Putting the kettle back on the cooker, Gemma touched Angelica on the shoulder. “Are you all right? I can manage here if you want to go have a sit-down.”

“No. No, I’m fine. Well, I’m not fine, but it’s not often I have a chance to see Ibby speechless.” Her laugh turned into a half-choked sob. “Jack would have thought that was bloody hysterical.” She pulled a sheet off the kitchen roll and blew her nose before refilling the milk jug. “I just can’t believe he could be so stubborn or so stupid.” Turning a red-rimmed gaze to Gemma, she said, “If there was one thing Jack wasn’t, it was careless.”

“Do you have any idea what was bothering him yesterday? Viv said he seemed distracted.”

Angelica shook her head again. “No. He liked Nell. Of course he was upset, wasn’t he? We all were.”

“When I spoke to him yesterday, he said something about a row.”

“Oh, that.” Angelica picked up the steeping pot. “Fergus bloody O’Reilly. I cannot believe I’ve worked here for going on three years, and Viv never said a word about working with him. I mean, I knew she and Ibby had worked together in London, but anything more you asked either of them, they just clammed up.”

She set the pot down again and looked at Gemma, her face pink with emotion. “Honestly, sometimes I wondered if it had been a really crap restaurant, something they were ashamed of. Except that they’re both too good. In which case, why the hell are they working here?”

That, thought Gemma, was a very good question. But before she could say so, her phone rang. Excusing herself when she saw it was Kincaid, she stepped out into the yard to answer.
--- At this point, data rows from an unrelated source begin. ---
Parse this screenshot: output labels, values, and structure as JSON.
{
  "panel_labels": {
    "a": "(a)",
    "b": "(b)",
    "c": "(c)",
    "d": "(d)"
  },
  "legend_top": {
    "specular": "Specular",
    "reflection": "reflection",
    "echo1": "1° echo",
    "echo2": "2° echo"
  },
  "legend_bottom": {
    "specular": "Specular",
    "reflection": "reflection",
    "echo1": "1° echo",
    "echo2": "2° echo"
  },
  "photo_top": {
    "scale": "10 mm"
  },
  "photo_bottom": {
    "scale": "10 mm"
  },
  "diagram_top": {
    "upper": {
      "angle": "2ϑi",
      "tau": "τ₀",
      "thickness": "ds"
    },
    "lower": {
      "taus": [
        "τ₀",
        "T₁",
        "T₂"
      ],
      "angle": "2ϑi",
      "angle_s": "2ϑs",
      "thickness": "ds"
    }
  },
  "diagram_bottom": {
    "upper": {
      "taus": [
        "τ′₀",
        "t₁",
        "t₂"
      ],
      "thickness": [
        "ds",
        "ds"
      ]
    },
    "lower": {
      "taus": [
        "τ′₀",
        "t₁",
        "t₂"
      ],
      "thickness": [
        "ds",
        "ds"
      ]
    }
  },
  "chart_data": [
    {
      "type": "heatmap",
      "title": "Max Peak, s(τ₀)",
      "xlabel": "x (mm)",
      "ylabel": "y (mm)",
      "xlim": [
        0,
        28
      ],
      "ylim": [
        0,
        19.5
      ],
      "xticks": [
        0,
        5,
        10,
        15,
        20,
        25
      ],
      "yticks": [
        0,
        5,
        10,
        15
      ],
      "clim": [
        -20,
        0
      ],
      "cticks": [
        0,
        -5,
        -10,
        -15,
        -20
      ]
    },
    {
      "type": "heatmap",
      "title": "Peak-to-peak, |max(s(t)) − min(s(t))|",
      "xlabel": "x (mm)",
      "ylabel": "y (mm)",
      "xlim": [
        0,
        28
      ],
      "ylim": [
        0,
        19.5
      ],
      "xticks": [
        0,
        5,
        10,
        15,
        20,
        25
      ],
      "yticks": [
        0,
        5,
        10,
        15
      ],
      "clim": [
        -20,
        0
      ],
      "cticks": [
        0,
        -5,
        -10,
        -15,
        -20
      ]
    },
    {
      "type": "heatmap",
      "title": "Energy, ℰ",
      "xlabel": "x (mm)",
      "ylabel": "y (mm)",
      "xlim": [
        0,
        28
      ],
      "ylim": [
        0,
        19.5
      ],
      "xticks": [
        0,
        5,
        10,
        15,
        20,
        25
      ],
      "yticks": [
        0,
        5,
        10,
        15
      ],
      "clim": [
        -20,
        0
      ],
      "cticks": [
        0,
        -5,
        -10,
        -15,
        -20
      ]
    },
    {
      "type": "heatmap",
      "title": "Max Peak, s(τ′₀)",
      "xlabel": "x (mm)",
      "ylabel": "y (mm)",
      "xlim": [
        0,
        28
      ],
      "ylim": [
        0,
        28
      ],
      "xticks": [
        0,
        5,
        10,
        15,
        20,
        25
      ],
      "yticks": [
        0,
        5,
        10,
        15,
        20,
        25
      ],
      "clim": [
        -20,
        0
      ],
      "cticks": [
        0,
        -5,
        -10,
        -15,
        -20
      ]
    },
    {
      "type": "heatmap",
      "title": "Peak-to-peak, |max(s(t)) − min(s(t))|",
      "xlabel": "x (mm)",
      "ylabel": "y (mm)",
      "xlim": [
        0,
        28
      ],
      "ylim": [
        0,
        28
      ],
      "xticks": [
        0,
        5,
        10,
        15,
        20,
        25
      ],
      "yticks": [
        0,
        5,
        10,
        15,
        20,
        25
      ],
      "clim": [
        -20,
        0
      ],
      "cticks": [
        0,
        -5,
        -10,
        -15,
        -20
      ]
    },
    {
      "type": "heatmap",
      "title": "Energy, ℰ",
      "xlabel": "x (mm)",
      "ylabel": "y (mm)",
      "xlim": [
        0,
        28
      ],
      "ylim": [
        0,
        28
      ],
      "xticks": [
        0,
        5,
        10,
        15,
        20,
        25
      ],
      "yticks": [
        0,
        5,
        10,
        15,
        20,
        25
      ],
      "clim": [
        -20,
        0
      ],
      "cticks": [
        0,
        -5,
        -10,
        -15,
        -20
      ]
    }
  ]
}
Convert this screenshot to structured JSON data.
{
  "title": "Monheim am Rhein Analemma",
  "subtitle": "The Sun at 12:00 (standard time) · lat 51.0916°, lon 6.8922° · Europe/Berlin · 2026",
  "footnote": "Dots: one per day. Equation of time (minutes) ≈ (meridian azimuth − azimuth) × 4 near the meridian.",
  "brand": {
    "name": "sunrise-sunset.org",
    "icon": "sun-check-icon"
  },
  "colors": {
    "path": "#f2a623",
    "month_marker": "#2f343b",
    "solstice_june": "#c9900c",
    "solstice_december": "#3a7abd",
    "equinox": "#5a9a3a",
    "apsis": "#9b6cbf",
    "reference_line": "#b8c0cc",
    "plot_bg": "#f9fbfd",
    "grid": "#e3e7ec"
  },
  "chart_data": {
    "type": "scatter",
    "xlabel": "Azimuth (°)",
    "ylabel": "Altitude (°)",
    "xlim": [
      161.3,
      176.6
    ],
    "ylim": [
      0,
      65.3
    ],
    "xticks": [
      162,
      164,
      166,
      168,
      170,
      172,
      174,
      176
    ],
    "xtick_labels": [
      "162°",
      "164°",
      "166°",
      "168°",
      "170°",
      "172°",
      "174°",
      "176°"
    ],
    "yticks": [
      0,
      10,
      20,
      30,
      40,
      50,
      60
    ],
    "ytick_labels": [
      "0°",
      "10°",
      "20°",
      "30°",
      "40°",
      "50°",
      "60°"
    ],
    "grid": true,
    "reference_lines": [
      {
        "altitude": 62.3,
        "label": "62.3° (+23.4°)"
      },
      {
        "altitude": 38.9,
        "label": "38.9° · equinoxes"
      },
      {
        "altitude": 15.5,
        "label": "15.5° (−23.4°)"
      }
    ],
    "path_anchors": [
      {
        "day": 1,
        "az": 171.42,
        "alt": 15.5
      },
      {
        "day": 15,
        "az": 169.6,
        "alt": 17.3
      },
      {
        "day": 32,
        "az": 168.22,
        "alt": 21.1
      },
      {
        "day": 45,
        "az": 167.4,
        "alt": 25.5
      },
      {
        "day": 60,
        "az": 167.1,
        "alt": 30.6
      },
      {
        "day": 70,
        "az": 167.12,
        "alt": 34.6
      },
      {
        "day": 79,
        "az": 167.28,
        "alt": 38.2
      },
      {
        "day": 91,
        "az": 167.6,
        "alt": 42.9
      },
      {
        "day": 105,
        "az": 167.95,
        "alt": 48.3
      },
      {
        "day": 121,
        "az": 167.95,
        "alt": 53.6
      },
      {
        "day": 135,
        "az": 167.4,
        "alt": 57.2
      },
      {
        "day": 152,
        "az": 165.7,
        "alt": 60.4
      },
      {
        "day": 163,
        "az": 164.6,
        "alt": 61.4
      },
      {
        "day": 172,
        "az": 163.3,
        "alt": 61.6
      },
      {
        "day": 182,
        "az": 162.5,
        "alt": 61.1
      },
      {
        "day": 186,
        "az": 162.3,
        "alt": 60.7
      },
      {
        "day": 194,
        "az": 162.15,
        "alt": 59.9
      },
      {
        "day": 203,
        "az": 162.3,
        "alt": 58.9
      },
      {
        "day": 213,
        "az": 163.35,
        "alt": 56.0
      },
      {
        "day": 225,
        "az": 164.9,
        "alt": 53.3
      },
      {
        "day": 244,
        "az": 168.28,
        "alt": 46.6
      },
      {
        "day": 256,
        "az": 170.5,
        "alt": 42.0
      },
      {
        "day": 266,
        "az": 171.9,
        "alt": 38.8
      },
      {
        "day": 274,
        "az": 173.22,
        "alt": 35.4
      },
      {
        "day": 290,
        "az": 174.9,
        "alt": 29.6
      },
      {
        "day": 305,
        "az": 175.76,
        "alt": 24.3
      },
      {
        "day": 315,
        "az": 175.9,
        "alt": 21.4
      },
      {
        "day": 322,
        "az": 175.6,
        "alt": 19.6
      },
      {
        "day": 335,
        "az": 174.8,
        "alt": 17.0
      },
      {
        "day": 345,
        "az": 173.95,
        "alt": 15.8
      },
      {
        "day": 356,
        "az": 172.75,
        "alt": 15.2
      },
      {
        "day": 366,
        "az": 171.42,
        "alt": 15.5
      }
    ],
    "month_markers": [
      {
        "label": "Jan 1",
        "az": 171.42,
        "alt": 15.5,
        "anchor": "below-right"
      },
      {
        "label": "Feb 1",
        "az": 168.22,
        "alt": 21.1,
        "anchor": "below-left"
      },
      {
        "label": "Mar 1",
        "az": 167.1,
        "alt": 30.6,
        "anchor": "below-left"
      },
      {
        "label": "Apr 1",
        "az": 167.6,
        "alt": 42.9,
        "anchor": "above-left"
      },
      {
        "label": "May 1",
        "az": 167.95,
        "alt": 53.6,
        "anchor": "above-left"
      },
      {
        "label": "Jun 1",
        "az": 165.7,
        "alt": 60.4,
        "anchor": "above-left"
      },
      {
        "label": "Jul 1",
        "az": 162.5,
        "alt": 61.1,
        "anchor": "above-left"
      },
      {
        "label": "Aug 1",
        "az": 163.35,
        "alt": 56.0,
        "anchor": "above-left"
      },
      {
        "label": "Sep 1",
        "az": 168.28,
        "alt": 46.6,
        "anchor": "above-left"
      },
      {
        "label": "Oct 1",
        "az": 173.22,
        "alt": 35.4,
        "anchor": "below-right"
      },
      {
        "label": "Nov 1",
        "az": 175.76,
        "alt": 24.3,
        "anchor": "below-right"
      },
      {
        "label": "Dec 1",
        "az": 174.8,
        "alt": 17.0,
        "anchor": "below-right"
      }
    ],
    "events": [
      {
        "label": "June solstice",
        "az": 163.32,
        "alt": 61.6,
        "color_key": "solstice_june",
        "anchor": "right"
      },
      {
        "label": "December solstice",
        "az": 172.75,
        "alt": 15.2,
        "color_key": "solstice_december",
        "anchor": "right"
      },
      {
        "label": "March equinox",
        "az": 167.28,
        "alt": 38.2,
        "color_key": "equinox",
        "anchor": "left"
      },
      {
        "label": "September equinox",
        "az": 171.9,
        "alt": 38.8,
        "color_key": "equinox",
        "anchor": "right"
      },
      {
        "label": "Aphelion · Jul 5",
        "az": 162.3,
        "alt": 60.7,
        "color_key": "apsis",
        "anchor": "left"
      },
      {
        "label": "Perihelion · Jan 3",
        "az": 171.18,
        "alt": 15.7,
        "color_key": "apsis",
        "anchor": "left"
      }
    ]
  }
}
“We’re on our way to the pub,” he said without preamble. “Or we will be, as soon as Booth finishes organizing uniform. The pathologist says the hit-and-run was deliberate. And that someone then bashed the victim over the head to make doubly sure he died. I thought you would want to be forewarned—but probably better not to steal Booth’s thunder.”

“Right.” Although she couldn’t have said why, Gemma found that she was not all that surprised. And she agreed—she couldn’t break that news to the group assembled in the dining room. Then she thought of Kit, and Grace. “Got to go,” she told Kincaid. “I’ll explain later.”

Ringing off, she punched in Kit’s number and held her breath until he answered. “Listen, love,” she said hurriedly, “I can’t explain right now, but can you keep Grace out with you for a while longer? Maybe take her up to the house?”

“Um, I’m not sure . . .”

“Please try. Your dad’s coming with DI Booth, and she doesn’t need to be here.”

“Oh, yeah, sure, that’ll be fun,” Kit said with studied casualness, and she knew he’d understood. No one knew better than Kit that bad news should be broken gently to a fragile eleven-year-old.